SEE: National Public Data Breach: Only 134 Million Unique Emails Leaked and Company Acknowledges Incident

Jake Moore, global cybersecurity advisor at internet security firm ESET, told TechRepublic in an email: “Hacking the past is usually technically impossible but this data breach is the closest we may ever come to it. The stolen dataset includes personal information but at least the stolen passwords are encrypted.

“However, it’s a good reminder to make sure all your passwords are unique as even encrypted passwords can be cross references against previous uses of it.

“Have I Been Pwned is a fantastic free service that can be used after a breach. It securely contains millions of breached usernames and passwords for people to safely check their credentials against the database to check if they have ever been caught up in a breach.

“If you find your data in any known breaches, it would be a good idea to change those passwords and implement multi factor authentication.”

Registered members of the Internet Archive will be able to change their password once the site is back online.

Timeline of this week’s attacks on The Internet Archive

The most recent password change timestamp in the dataset was found to be Sept. 28, which is likely when it was stolen.

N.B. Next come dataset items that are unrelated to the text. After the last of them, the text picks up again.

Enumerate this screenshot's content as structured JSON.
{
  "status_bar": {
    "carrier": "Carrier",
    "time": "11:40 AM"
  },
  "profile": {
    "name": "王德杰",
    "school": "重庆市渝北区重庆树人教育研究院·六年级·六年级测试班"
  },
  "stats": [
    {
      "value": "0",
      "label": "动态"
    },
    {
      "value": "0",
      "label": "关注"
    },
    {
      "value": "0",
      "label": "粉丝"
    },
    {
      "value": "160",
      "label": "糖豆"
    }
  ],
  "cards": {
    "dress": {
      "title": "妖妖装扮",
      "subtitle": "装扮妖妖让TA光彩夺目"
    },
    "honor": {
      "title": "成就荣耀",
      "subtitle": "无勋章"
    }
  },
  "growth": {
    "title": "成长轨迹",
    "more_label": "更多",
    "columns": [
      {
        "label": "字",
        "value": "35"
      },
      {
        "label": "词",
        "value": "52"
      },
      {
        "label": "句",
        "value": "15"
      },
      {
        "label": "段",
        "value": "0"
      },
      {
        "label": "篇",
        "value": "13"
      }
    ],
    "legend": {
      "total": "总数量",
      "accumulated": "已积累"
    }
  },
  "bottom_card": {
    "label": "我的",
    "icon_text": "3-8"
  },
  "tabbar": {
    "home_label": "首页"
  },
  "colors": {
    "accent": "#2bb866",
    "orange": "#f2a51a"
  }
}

Indeed, HIBP operator Troy Hunt said that he had received the file on Sept. 30 and validated it by matching its data with a user’s account details.

In a post on X, Hunt said he first notified the Internet Archive of the breach on Oct. 6, and that he would load the compromised data onto HIBP within 72 hours. Two days later, the Internet Archive was hit with an apparently unrelated DDoS attack, but this was under control within an hour.

As Hunt began loading the data onto HIPB on Oct. 9, coincidentally, the pop-up started appearing. By 5:30 p.m. ET, both the pop-up and the site itself had been disabled, with some visitors seeing a message stating that “services are temporarily offline” and to visit the Archive’s X account for updates.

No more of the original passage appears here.